Download or read book Armenia written by Robert Krikorian and published by Routledge. This book was released on 2013-10-11 with total page 179 pages. Available in PDF, EPUB and Kindle. Book excerpt: Since the collapse of the Soviet Union, Armenia has remained on the brink of on the brink of becoming an economic crossroads or an isolated backwater, a democratic or authoritarian state, a peaceful and prosperous country or a nation on the brink of conflict. Armenia's difficult independence is intricately linked with her transcaucasian neighbours, and whichever path she follows, they will undoubtedly be affected. Armenia: At the Crossroads considers Armenia as a nationa and as a state, and puts her tragic history into the context of current events since independence.

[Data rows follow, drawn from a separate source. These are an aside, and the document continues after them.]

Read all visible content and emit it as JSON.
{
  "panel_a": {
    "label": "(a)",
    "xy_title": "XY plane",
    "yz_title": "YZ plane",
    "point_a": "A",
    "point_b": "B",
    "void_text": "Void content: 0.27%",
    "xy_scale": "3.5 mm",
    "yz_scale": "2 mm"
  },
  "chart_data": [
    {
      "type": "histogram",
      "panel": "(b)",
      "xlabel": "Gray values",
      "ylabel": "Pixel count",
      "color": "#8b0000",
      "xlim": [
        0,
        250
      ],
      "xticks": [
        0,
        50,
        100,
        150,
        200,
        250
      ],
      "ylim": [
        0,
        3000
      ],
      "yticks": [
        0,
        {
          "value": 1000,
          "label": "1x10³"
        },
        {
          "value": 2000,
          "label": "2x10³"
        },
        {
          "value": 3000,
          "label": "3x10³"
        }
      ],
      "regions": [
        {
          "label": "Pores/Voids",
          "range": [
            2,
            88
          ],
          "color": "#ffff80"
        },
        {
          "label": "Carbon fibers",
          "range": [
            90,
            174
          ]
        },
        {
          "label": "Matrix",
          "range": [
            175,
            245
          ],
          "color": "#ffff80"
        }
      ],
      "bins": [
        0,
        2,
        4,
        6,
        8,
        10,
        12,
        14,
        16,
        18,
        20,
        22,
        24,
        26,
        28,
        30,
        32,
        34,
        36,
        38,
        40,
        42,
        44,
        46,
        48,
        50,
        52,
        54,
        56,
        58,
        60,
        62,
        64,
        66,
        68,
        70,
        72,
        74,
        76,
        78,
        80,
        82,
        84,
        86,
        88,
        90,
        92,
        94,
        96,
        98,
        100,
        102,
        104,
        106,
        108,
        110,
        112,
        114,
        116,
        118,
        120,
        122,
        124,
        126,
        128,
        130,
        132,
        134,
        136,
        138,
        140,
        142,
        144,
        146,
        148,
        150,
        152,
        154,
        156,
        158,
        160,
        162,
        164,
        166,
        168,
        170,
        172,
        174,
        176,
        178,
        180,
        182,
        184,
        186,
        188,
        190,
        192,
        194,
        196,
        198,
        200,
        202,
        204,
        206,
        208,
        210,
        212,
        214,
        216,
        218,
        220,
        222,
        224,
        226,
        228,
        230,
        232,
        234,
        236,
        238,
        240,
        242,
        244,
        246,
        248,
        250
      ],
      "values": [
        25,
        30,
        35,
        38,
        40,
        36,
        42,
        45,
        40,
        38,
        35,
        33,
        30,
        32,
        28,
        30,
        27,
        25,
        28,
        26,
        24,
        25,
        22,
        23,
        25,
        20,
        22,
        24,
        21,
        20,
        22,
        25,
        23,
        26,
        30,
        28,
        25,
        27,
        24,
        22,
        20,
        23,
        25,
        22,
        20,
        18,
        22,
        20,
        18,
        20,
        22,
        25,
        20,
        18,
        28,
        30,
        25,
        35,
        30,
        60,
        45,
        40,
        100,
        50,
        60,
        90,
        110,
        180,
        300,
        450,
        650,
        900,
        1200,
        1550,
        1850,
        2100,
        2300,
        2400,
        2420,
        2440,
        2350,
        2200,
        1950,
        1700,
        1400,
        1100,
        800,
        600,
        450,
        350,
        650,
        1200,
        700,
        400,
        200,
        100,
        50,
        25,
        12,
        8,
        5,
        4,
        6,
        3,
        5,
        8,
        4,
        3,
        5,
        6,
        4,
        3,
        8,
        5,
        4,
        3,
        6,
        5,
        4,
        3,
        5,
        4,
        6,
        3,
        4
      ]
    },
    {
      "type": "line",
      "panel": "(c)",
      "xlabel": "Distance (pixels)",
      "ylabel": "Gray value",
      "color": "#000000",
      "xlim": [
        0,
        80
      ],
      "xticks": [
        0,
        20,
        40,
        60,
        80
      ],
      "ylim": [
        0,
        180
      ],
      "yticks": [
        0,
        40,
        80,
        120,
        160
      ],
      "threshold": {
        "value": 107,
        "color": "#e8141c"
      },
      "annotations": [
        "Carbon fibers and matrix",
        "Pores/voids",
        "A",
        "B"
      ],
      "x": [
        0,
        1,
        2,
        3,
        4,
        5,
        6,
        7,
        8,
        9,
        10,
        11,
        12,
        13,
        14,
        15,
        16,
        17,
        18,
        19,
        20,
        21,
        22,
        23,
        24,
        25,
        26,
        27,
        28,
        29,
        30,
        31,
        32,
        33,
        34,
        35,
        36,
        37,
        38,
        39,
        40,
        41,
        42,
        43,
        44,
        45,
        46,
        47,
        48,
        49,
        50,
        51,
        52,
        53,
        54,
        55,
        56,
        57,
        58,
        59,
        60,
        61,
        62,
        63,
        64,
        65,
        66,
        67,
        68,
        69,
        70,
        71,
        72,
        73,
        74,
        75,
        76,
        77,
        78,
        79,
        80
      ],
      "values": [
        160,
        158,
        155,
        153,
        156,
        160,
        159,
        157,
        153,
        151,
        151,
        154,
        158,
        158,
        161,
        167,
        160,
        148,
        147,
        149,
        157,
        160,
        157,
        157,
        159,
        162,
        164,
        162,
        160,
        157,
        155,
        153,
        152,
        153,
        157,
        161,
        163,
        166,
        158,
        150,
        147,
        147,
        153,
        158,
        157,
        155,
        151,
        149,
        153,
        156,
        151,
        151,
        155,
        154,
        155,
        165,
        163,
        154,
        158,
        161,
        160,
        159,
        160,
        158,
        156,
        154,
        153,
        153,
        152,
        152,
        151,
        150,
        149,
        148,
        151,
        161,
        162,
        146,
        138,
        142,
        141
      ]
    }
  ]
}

Book Armenia and Azerbaijan

    Book Details:
  • Author : Broers Laurence Broers
  • Publisher : Edinburgh University Press
  • Release : 2019-08-21
  • ISBN : 1474450555
  • Pages : 292 pages

Download or read book Armenia and Azerbaijan written by Broers Laurence Broers and published by Edinburgh University Press. This book was released on 2019-08-21 with total page 292 pages. Available in PDF, EPUB and Kindle. Book excerpt: The Armenian-Azerbaijani conflict for control of the mountainous territory of Nagorny Karabakh is the longest-running dispute in post-Soviet Eurasia. Laurence Broers shows how more than 20 years of dynamic territorial politics, shifting power relations, international diffusion and unsuccessful mediation efforts have contributed to the resilience of this stubbornly unresolved dispute. Looking beyond tabloid tropes of 'frozen conflict' or 'Russian land-grab', Broers unpacks the unresolved territorial issues of the 1990s and the strategic rivalry that has built up around them since.